Mes relations avec les boulangers sont parfois un peu compliquées. Certains lisent probablement mes critiques sur leur établissement en silence, sans réagir, tandis que d’autres préfèrent faire entendre leur voix en réponse aux divers points que je peux soulever dans mes billets, publiquement ou directement par email ou téléphone. Cela peut donner lieu à des échanges vifs et passionnés, parfois intéressants, parfois beaucoup moins…
Dans le cas de la Fournée d’Augustine, c’est Pierre Thilloux lui-même qui m’a contacté afin de me proposer de le rencontrer pour mieux découvrir et comprendre le fonctionnement de son entreprise.
Rendez-vous était donc pris au 96 rue Raymond Losserand, dans le 14è arrondissement.

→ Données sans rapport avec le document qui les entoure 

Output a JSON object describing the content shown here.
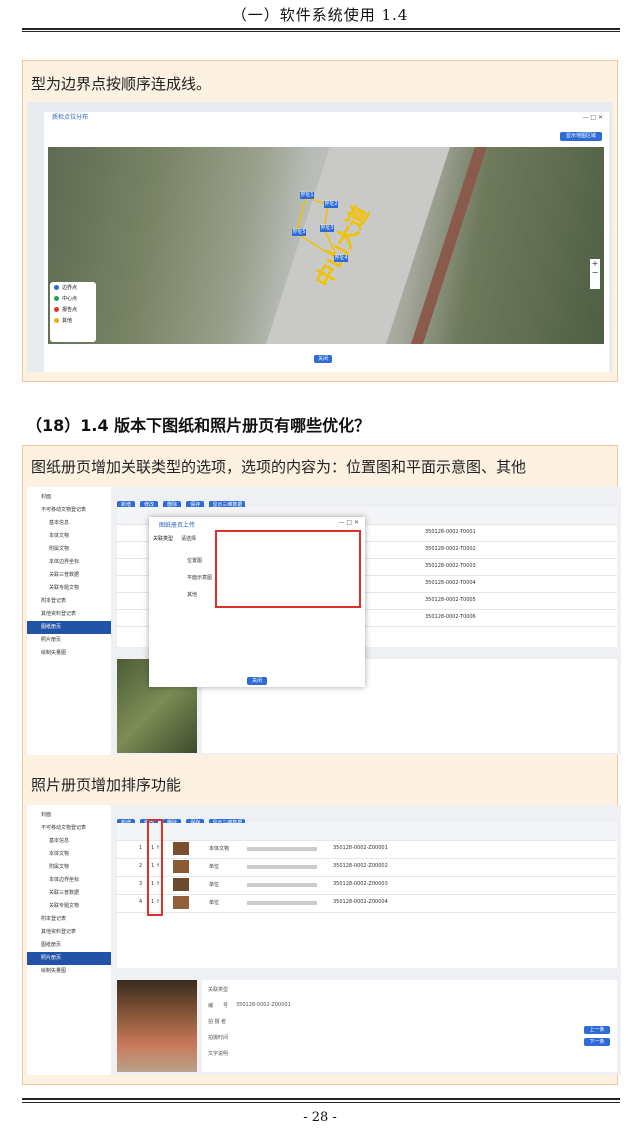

Cette boulangerie est en effet la première de ce qui est maintenant une des « enseignes » de la boulangerie parisienne. Ouverte en 2001, elle reste encore aujourd’hui le « bébé » de l’entreprise, comme me la décrivait l’artisan.

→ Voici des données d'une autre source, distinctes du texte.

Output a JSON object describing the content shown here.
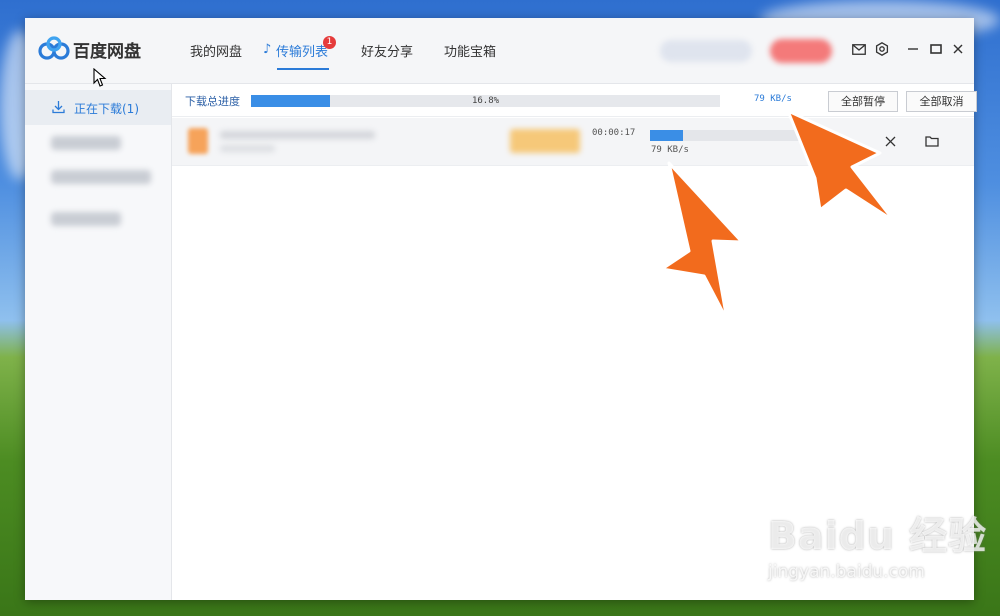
{
  "app": {
    "name": "百度网盘",
    "nav_tabs": [
      {
        "label": "我的网盘"
      },
      {
        "label": "传输列表",
        "badge": "1",
        "active": true
      },
      {
        "label": "好友分享"
      },
      {
        "label": "功能宝箱"
      }
    ],
    "title_icons": [
      "mail-icon",
      "settings-icon",
      "minimize-icon",
      "maximize-icon",
      "close-icon"
    ]
  },
  "sidebar": {
    "active_item": {
      "label": "正在下载(1)",
      "icon": "download-icon"
    }
  },
  "summary": {
    "label": "下载总进度",
    "progress": 0.168,
    "percent_text": "16.8%",
    "speed": "79 KB/s",
    "pause_all": "全部暂停",
    "cancel_all": "全部取消"
  },
  "task": {
    "remaining_time": "00:00:17",
    "progress": 0.22,
    "speed": "79 KB/s",
    "actions": [
      "close-icon",
      "folder-icon"
    ]
  },
  "watermark": {
    "brand": "Baidu 经验",
    "url": "jingyan.baidu.com"
  },
  "colors": {
    "accent": "#2b7bd8",
    "progress": "#3a8ee6",
    "badge": "#e53b3b",
    "arrow": "#f26b1d"
  }
}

Agé d’à peine 20 ans à l’époque de son installation, Pierre Thilloux a repris cette boutique dont personne ne voulait, étant l’une des plus petites boulangeries de la rue, déjà bien dotée en boutiques de ce genre. A force de travail et d’implication, il reçoit le premier prix de la Meilleure Baguette de la Ville de Paris en 2004, ce qui représente pour lui une opportunité de développement et de notoriété, après avoir bien failli arrêter quelques années plus tôt.

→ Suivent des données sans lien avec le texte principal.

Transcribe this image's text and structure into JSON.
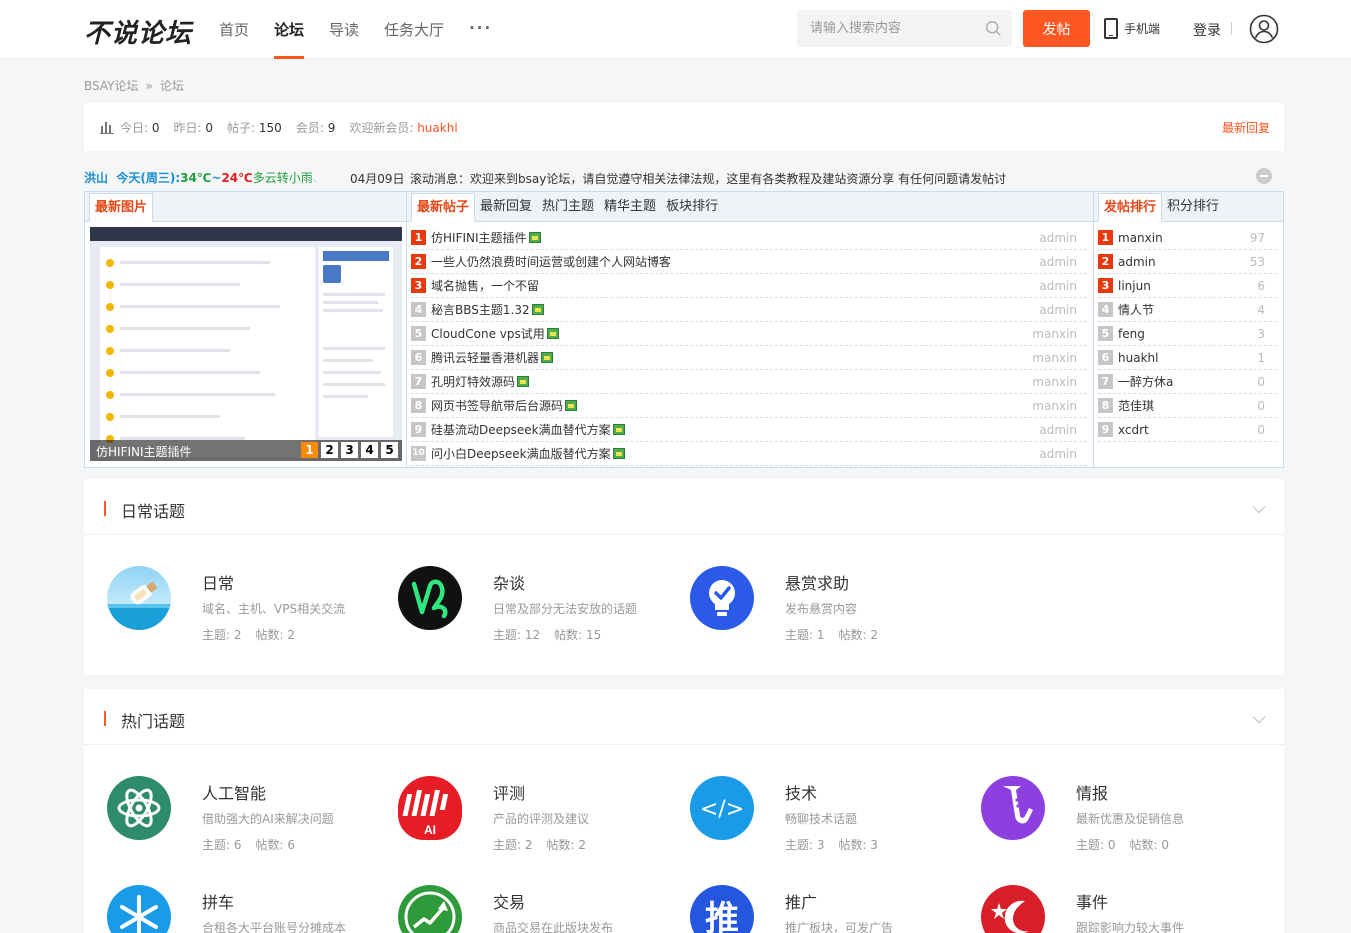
{
  "header": {
    "logo": "不说论坛",
    "nav": [
      {
        "label": "首页",
        "active": false
      },
      {
        "label": "论坛",
        "active": true
      },
      {
        "label": "导读",
        "active": false
      },
      {
        "label": "任务大厅",
        "active": false
      }
    ],
    "more": "···",
    "search_placeholder": "请输入搜索内容",
    "post_button": "发帖",
    "mobile": "手机端",
    "login": "登录"
  },
  "breadcrumb": {
    "home": "BSAY论坛",
    "sep": "»",
    "current": "论坛"
  },
  "stats": {
    "today_label": "今日:",
    "today": "0",
    "yesterday_label": "昨日:",
    "yesterday": "0",
    "posts_label": "帖子:",
    "posts": "150",
    "members_label": "会员:",
    "members": "9",
    "welcome_label": "欢迎新会员:",
    "new_member": "huakhl",
    "latest_reply": "最新回复"
  },
  "ticker": {
    "city": "洪山",
    "day": "今天(周三):",
    "high": "34℃",
    "tilde": "~",
    "low": "24℃",
    "desc": "多云转小雨",
    "fade": "、",
    "date": "04月09日",
    "message": "滚动消息：欢迎来到bsay论坛，请自觉遵守相关法律法规，这里有各类教程及建站资源分享    有任何问题请发帖讨"
  },
  "portal": {
    "images_tab": "最新图片",
    "slide_caption": "仿HIFINI主题插件",
    "slide_pages": [
      "1",
      "2",
      "3",
      "4",
      "5"
    ],
    "threads_tabs": [
      "最新帖子",
      "最新回复",
      "热门主题",
      "精华主题",
      "板块排行"
    ],
    "threads": [
      {
        "n": "1",
        "title": "仿HIFINI主题插件",
        "author": "admin"
      },
      {
        "n": "2",
        "title": "一些人仍然浪费时间运营或创建个人网站博客",
        "author": "admin"
      },
      {
        "n": "3",
        "title": "域名抛售，一个不留",
        "author": "admin"
      },
      {
        "n": "4",
        "title": "秘言BBS主题1.32",
        "author": "admin"
      },
      {
        "n": "5",
        "title": "CloudCone vps试用",
        "author": "manxin"
      },
      {
        "n": "6",
        "title": "腾讯云轻量香港机器",
        "author": "manxin"
      },
      {
        "n": "7",
        "title": "孔明灯特效源码",
        "author": "manxin"
      },
      {
        "n": "8",
        "title": "网页书签导航带后台源码",
        "author": "manxin"
      },
      {
        "n": "9",
        "title": "硅基流动Deepseek满血替代方案",
        "author": "admin"
      },
      {
        "n": "10",
        "title": "问小白Deepseek满血版替代方案",
        "author": "admin"
      }
    ],
    "rank_tabs": [
      "发帖排行",
      "积分排行"
    ],
    "ranking": [
      {
        "n": "1",
        "name": "manxin",
        "score": "97"
      },
      {
        "n": "2",
        "name": "admin",
        "score": "53"
      },
      {
        "n": "3",
        "name": "linjun",
        "score": "6"
      },
      {
        "n": "4",
        "name": "情人节",
        "score": "4"
      },
      {
        "n": "5",
        "name": "feng",
        "score": "3"
      },
      {
        "n": "6",
        "name": "huakhl",
        "score": "1"
      },
      {
        "n": "7",
        "name": "一醉方休a",
        "score": "0"
      },
      {
        "n": "8",
        "name": "范佳琪",
        "score": "0"
      },
      {
        "n": "9",
        "name": "xcdrt",
        "score": "0"
      }
    ]
  },
  "sections": {
    "daily": {
      "title": "日常话题",
      "forums": [
        {
          "name": "日常",
          "desc": "域名、主机、VPS相关交流",
          "threads_label": "主题:",
          "threads": "2",
          "posts_label": "帖数:",
          "posts": "2"
        },
        {
          "name": "杂谈",
          "desc": "日常及部分无法安放的话题",
          "threads_label": "主题:",
          "threads": "12",
          "posts_label": "帖数:",
          "posts": "15"
        },
        {
          "name": "悬赏求助",
          "desc": "发布悬赏内容",
          "threads_label": "主题:",
          "threads": "1",
          "posts_label": "帖数:",
          "posts": "2"
        }
      ]
    },
    "hot": {
      "title": "热门话题",
      "forums": [
        {
          "name": "人工智能",
          "desc": "借助强大的AI来解决问题",
          "threads_label": "主题:",
          "threads": "6",
          "posts_label": "帖数:",
          "posts": "6"
        },
        {
          "name": "评测",
          "desc": "产品的评测及建议",
          "threads_label": "主题:",
          "threads": "2",
          "posts_label": "帖数:",
          "posts": "2"
        },
        {
          "name": "技术",
          "desc": "畅聊技术话题",
          "threads_label": "主题:",
          "threads": "3",
          "posts_label": "帖数:",
          "posts": "3"
        },
        {
          "name": "情报",
          "desc": "最新优惠及促销信息",
          "threads_label": "主题:",
          "threads": "0",
          "posts_label": "帖数:",
          "posts": "0"
        },
        {
          "name": "拼车",
          "desc": "合租各大平台账号分摊成本"
        },
        {
          "name": "交易",
          "desc": "商品交易在此版块发布"
        },
        {
          "name": "推广",
          "desc": "推广板块，可发广告"
        },
        {
          "name": "事件",
          "desc": "跟踪影响力较大事件"
        }
      ]
    }
  },
  "icon_text": {
    "ai_badge": "AI",
    "tech_code": "</>",
    "promo_char": "推"
  },
  "colors": {
    "accent": "#ff5722",
    "portal_border": "#c9dbea",
    "rank_red": "#e8380d"
  }
}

Le décor n’a pas vraiment changé, nous sommes toujours ancrés dans la boulangerie à l’ancienne telle que souhaitée initialement. Les nouvelles boutiques ont évolué en terme de concept, pour des raisons économiques : le parquet, les vieux meubles, les jolis vases… coûtent cher à entretenir, en plus de ne pas être foncièrement adaptés à une activité aussi intense que peut l’être la boulangerie. C’est assez dommage, car nous en arrivons à des boutiques assez aseptisés et sans âme, mais il faut parfois faire des choix « modernes » pour permettre à l’entreprise d’avancer. D’autant que la pression des services vétérinaires est très forte sur les boulangeries, et qu’il est aujourd’hui difficile de se laisser aller à la moindre fantaisie, qui pourrait représenter un danger potentiel pour la clientèle. Pour Pierre Thilloux, cela représente un véritable péril pour les artisans boulangers, qui ne disposent pas des moyens -humains et financiers- nécessaires pour respecter l’ensemble de ces normes très contraignantes.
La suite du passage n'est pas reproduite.